Archaeological research suggests that Kukulcán was fashioned on the concept of Axis Mundi (also called Cosmic Axis or World Tree), which represents the connection between ‘higher and lower realms’ of the cosmos.

Axis Mundi is the Latin term for the axis of the Earth (rotation) between the Celestial Poles in astronomy.

The pyramid further stands right above a cenote (water cave) aligned at the intersection of a further four; the Sacred Cenote (North), the Xtoloc (South), the Kanjuyum (East) and the Holtún (West) that render Kukulcán as an axis mundi itself.

Over the spring and fall equinoxes, late afternoon, the sun strikes off the northwest corner of the pyramid to cast a series of triangular shadows on the north balustrade shaping an illusion of the feathered serpent crawling down the pyramid.

As a matter of fact, the temple seems to simulate the chirping of the Quetzal (bird) at the clapping of people around, which is probably not accidental, through the echoing effect of its shape and structure.

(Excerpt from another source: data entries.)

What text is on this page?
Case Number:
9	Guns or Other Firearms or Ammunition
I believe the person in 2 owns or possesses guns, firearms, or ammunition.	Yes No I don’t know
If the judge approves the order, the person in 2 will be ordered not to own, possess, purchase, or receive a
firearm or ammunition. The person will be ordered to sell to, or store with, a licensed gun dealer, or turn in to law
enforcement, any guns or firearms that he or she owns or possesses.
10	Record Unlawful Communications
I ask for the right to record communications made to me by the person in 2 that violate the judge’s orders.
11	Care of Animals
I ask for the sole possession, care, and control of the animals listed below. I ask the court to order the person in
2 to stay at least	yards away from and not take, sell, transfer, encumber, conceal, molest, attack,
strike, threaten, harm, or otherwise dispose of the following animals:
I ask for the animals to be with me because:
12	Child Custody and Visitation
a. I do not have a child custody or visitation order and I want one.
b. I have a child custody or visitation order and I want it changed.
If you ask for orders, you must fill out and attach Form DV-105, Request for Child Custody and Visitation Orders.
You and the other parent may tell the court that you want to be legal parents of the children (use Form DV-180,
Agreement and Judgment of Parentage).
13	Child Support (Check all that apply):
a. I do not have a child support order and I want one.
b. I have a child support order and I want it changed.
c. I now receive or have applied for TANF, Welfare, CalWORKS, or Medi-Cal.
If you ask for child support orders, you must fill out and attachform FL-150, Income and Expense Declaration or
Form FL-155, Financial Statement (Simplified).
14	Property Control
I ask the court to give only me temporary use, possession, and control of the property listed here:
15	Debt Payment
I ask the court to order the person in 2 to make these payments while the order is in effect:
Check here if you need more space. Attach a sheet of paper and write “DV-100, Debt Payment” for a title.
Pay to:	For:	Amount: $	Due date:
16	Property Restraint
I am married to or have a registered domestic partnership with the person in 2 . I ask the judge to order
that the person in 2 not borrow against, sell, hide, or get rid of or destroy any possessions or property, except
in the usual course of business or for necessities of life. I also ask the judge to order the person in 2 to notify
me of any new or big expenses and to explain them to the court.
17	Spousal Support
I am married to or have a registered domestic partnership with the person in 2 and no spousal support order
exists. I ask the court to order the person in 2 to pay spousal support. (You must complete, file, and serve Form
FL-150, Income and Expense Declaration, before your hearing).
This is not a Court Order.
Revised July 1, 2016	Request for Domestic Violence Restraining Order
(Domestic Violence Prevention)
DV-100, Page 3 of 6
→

The Governor’s Palace is a long low building on a large terrace that is located just south of the Pyramid of the Magician in the central quarter of the ancient Mayan city of Uxmal in the Puuc region of the Yucatán Peninsula, easternmost nowadays Mexico.

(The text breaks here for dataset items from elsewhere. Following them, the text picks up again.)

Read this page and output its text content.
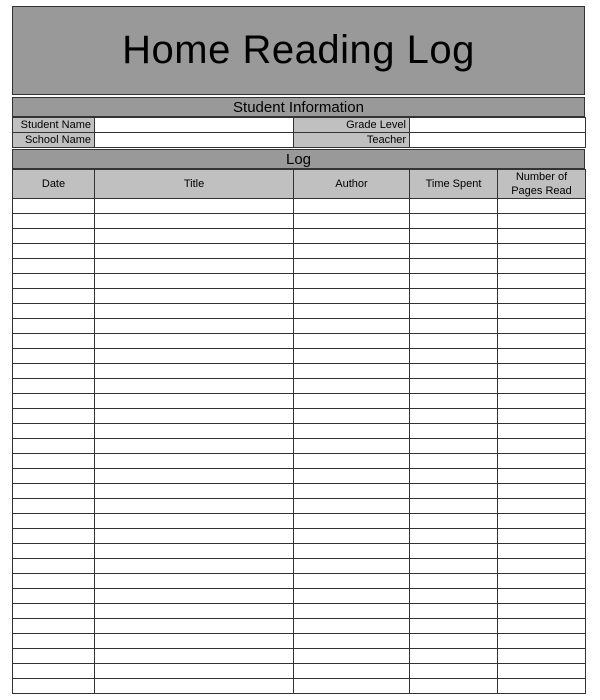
Home Reading Log
Student Information
Student Name		Grade Level	
School Name		Teacher	
Log
Date	Title	Author	Time Spent	Number of Pages Read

The structure comprises three sections where the middle is elevated to about 20m and links to the other two lower flanking equivalents through vaulted corridors oriented towards the main pyramid of Cehtzuc southeast.

Furthermore, the decorations of the facade of the building contain nearly 400 glyphs of Venus in masks of rain god Chac while it features eight bicephalic serpents over the main entrance.

This is the great kiva of Chetro Kelt, an immense great house of the Ancestral Puebloans (Anasazi), which lies on the north rim of the Chaco Canyon in the Chaco Culture National Historical Park within San Juan County, southeastern New Mexico (facing north/northwest).

Chetro Ketl was built between roughly 990 and 1075 AD and was considerably revamped early next century displaying a D-shape structure that measures about 470m in perimeter while the north wall is 140m long and the south as good as 85m.

It comprised nearly a good 400 rooms and was the largest of its kind across the Chaco Canyon covering roughly three acres in area.

The arrival of a severe drought saw most Chacoans leave the canyon by 1140 AD and Chetro Ketl itself was entirely deserted by around 1250 AD.